Elezioni Regionali in Sicilia

L'ex premier spinge Grasso candidato governatore in Sicilia

Ma il presidente del Senato: resterò fino in fondo

L'ex premier spinge Grasso candidato governatore in Sicilia

Roma - Come resistere alla seconda carica dello Stato? La speranza di usarla a mo' di «bomba H», di «arma letale» che miracolosamente ribalta esiti di una guerra perduta, è da qualche settimana un chiodo fisso del segretario del Pd. Matteo Renzi aspetta le Regionali siciliane del 5 novembre con la stessa gioia di San Giovanni decollato per la lama del pugnale. Ma nonostante buoni uffici e profferte telefoniche al presidente del Senato, un tempo annoverato tra i «rallentatori» del cammino, la sua candidatura alla Regione Sicilia sta per tramutarsi in un boomerang per il Nazareno, nonché per i dem isolani già ridotti allo stremo da 5 anni di Crocetta.

Il continuo tiro della giacchetta si è rivelato gioco fastidioso, per il diretto protagonista, oggetto nelle ultime settimane di apprezzamenti a largo raggio: dalla sinistra fino al sindaco palermitano Leoluca Orlando che, dopo la trionfale rielezione, con fretta persino sospetta, ne ha parlato riservatamente sia con Grasso che con Renzi e poi apertamente come di perfetto interprete del metodo che porta il suo nome. Il cosiddetto metodo Orlando: ovvero una coalizione dei «territori» siciliani capace di mettere pace tra le famiglie in subbuglio del centrosinistra, come accaduto a Palermo. Miracolo che si sarebbe ripetuto solo in virtù del prestigio e del nome dell'ex procuratore capo Grasso. «Peso» da spendere sia per colpire a morte il successo che i grillini ritengono d'avere già in tasca, sia per sperimentare nel «laboratorio Sicilia» un possibile governissimo anti-populismo. Una battuta del forzista Micciché («Se si candida Grasso, lo voteremmo pure noi...») è sembrata avvalorare qualsiasi approdo e messo a nudo la pelosa contrarietà di Alfano.

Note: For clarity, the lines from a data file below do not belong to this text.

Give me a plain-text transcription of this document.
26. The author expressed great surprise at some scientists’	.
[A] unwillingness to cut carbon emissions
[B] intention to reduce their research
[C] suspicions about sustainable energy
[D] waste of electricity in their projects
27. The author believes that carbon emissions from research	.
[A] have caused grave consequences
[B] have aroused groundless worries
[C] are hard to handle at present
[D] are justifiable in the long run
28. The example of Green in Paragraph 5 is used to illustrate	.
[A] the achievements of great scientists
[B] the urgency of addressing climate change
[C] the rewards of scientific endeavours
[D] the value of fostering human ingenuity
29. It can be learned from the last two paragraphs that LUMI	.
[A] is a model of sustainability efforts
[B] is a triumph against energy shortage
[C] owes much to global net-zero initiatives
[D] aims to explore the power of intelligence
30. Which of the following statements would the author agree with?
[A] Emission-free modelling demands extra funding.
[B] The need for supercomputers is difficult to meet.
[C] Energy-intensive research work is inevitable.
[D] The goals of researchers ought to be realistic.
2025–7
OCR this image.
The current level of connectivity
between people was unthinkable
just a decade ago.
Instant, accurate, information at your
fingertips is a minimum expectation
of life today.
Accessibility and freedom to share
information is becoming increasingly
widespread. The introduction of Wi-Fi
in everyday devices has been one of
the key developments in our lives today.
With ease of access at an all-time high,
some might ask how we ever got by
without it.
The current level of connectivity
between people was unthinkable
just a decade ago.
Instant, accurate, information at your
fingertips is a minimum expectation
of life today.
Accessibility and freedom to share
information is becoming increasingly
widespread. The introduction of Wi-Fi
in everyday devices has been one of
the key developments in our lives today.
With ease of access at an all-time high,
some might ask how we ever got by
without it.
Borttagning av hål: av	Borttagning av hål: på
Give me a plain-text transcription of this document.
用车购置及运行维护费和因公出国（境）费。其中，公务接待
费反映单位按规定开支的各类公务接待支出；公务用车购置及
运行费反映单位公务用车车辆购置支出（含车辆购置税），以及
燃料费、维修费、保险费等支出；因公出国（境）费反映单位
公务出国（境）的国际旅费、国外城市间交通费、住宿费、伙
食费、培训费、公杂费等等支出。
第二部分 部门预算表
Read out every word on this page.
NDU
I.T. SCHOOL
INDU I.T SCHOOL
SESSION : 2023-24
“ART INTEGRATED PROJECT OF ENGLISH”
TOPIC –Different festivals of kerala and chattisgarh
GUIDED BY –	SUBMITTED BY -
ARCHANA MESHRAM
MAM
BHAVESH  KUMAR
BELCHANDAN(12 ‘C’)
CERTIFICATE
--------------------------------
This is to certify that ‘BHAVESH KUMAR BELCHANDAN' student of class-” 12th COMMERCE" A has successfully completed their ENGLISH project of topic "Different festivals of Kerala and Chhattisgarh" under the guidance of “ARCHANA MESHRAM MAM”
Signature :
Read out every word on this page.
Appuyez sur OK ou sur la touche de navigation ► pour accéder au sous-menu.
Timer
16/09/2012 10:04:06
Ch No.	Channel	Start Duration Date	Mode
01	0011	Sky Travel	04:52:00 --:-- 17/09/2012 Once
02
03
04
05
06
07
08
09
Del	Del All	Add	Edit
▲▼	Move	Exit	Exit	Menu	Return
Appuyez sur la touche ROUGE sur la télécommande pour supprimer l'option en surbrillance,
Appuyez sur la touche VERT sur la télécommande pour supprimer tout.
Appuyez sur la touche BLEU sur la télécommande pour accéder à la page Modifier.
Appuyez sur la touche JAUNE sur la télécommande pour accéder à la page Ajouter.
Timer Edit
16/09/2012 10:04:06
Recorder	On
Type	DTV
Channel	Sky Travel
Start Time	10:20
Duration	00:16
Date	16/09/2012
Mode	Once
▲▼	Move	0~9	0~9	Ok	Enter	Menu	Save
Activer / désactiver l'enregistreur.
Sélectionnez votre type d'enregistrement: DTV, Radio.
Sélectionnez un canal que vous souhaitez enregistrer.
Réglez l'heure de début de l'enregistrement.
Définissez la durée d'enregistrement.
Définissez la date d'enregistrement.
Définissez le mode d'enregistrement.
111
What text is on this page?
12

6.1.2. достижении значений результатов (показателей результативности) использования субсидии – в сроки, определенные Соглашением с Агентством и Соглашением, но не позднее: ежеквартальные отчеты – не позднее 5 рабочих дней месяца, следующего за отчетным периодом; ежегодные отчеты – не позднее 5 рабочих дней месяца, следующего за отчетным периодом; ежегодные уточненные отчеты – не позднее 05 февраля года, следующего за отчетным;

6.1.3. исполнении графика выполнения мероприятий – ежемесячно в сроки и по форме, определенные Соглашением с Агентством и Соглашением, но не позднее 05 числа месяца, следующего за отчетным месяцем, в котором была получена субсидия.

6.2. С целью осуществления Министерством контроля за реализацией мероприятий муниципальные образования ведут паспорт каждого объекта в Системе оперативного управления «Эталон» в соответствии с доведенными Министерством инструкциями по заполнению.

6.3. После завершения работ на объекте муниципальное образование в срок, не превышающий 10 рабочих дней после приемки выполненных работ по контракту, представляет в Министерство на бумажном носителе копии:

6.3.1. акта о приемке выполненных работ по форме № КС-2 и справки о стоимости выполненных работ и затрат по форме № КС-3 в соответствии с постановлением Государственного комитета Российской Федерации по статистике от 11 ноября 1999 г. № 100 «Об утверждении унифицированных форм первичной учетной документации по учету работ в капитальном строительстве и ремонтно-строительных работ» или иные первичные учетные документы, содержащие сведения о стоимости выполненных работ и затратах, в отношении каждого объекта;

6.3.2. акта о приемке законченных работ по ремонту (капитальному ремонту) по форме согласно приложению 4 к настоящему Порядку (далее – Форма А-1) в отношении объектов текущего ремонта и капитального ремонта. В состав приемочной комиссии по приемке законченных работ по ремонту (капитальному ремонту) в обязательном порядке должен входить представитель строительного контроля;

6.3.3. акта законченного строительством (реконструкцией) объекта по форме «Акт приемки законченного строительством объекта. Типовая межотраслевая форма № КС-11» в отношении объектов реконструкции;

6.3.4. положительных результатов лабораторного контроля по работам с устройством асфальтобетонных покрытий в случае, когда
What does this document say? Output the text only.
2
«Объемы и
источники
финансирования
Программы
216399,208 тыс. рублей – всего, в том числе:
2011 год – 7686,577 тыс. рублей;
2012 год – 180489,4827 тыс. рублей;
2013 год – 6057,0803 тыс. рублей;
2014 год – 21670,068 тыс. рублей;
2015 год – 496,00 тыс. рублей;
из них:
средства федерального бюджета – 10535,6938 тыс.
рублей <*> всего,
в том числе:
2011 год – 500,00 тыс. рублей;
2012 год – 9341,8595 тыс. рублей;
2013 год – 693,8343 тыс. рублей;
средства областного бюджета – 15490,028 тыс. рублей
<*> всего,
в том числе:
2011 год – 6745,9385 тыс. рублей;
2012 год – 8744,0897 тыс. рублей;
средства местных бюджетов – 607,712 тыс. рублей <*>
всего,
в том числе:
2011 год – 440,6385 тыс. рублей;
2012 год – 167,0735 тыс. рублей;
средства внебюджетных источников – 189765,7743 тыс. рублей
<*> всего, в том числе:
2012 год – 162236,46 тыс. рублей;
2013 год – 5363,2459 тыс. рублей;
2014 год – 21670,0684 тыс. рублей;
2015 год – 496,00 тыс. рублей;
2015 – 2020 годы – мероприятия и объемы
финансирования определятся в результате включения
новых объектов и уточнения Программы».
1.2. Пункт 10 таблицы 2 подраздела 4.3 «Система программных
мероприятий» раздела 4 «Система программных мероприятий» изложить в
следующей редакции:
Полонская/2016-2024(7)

Sia come sia, l'accelerazione provocata dalle prove di legge elettorale, che faceva precipitare urne settembrine, aveva portato nello studio al terzo piano di Palazzo Madama il gran visìr renziano Lorenzo Guerini. Grasso aveva preso tempo come si conviene tra gentiluomini. Lusingato per la proposta, e ancor di più per il ruolo di «pacificatore»: una specie di Coriolano richiamato in patria come ultima spes in grado di poter arrestare i barbari. Consenso generalizzato, forse troppo, trovando pronto pure Crocetta, cavallo matto come pochi: «Se arriva Grasso, sarò il primo della sua schiera», disse lo spergiuro.

Ma la Sicilia è terra di rigogli e gorgogli, e come disse Goethe lì «si trova la chiave di tutto». Tanto fervore deve aver impensierito il presidente del Senato, che cautamente ieri ha fatto sapere che si «dedica anima e corpo alla funzione che ricopre» e che «cercherà di portarla fino in fondo». Memore certo che sarebbe la prima volta di un presidente dimissionario per partecipare a una tenzone elettorale. Nel 2012, il suo predecessore Schifani operò il gran rifiuto, pur con sondaggi trionfali, per «non portare la carica in campagna elettorale». Finezze non praticate nell'aspra Rignano.

Ma da Grasso sì, e lasciare il Pd siciliano in braghe di tela è poca cosa, in fondo, se lo sguardo mira più lontano.